Zercher holds, walks and squats are quite possibly the single best core-strengthening movements that exist.
With weight held in the crook of your arms, your trunk is forced to work hard to keep the body upright. If you don’t brace the hell out of your core, you will not be able to hold onto the weight without being folded.
4 Zercher Variations for Core Strength
First up are Zercher Walks. Holding the weight out in front of you, keep your posture upright and walk, taking small steps and bracing the hell out of your trunk/core.
Next we’ll look at some Zercher Shrugs. Here you can target the core as well as the Traps, performing shrugs from this position. Continue to fight to keep the torso upright and braced hard.
Zercher Squats are another very solid movement for core strength as well as targeting the lower body. These are basically a tougher version of front squats, with increased emphasis on bracing the trunk.
Last but not least for the Zercher variations are some isometric holds. These are essentially standing, loaded planks. These are far tougher than a plank and will create real core strength. Planks are great, but lend themselves to core endurance more so than true raw core strength.
2. Loaded Carries
Loaded carries are an incredible and often under-utilized method for building both size and strength.
When you perform a heavy farmers carry, the weight shifts slightly as you move, forcing your core to continuously stabilize the weight.
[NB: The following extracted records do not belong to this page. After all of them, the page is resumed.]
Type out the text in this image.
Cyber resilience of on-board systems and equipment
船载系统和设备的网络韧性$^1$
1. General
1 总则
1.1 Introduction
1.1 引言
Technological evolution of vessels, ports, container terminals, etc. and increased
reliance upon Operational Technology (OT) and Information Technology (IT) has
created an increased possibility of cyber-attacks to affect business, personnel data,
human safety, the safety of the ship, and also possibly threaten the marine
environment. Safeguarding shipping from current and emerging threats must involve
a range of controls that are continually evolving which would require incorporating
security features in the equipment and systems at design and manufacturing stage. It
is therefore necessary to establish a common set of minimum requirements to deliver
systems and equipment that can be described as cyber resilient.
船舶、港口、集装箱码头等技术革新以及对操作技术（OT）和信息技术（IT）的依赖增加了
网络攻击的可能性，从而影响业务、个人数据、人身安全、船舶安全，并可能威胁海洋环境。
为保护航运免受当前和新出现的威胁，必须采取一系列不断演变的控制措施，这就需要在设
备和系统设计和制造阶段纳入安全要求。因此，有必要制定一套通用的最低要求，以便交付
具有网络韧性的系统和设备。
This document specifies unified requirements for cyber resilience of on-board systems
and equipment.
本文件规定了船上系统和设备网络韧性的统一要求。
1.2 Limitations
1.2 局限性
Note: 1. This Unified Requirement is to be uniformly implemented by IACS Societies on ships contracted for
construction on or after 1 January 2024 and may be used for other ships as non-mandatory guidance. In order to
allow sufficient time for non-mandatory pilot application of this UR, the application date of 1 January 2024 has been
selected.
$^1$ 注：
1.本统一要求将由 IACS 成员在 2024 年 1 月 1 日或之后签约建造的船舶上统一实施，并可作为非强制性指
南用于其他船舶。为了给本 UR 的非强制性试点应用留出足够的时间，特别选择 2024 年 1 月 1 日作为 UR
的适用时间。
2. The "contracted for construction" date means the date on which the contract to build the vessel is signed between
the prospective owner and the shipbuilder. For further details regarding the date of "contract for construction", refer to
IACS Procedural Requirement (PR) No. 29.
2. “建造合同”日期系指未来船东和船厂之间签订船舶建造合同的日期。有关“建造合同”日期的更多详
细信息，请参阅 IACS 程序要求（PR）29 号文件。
This extends to muscle fibers in the back, Traps and shoulders as well.
The high amount of tension you can place on the upper back, Traps, shoulders and arms with heavy carries can lead to significant hypertrophy, and can also make you strong as hell.
You can use heavy dumbbells, kettlebells, farmer carry handles, or even a trap bar.
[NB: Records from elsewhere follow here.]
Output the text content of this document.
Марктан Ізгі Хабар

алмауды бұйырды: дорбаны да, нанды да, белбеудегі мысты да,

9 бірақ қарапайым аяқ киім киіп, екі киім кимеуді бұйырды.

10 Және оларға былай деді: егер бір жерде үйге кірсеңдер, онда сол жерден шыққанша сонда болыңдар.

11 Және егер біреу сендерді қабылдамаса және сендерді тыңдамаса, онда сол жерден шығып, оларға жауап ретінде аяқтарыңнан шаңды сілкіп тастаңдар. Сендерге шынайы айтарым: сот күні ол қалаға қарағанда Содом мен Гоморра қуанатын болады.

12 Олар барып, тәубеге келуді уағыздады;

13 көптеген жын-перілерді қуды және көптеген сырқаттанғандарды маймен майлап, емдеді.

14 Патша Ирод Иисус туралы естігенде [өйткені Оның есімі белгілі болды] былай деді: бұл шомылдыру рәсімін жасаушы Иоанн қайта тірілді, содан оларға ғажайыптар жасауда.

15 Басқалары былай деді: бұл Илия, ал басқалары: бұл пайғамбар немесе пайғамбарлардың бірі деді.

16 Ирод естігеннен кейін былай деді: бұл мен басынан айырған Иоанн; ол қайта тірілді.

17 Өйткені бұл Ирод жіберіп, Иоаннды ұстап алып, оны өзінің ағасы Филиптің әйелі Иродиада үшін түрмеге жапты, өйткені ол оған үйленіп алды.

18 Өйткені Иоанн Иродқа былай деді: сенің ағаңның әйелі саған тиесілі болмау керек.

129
If you havn’t noticed, I’m trying to give you options you can integrate into your current training.
Rather than simply adding movements to your current training routine, you can work some of these in and swap out movements that you may already be doing too much of. I.e., replace DB shrugs with Zercher shrugs, and swap out overhead pressing for the Z-Press for a while.
Pressing from the seated Position will take away any ability to cheat, with zero leg drive and nothing to lean against.
Your core strength will absolutely be a limiting factor in how much you can press from this position.
The Z-Press was invented by famous Strongman Zydrunas Savickas, who held a 500lb overhead press. He credited this movement with developing raw pressing strength.
Use a barbell, swiss bar, or dumbbells.
4. Plank Variations for Core Strength
I have nothing against planks and use them all the time with clients.
If you’re targeting core strength and are already good at planks, consider performing some more challenging variations.
Shorten the time of each set and work on getting stronger.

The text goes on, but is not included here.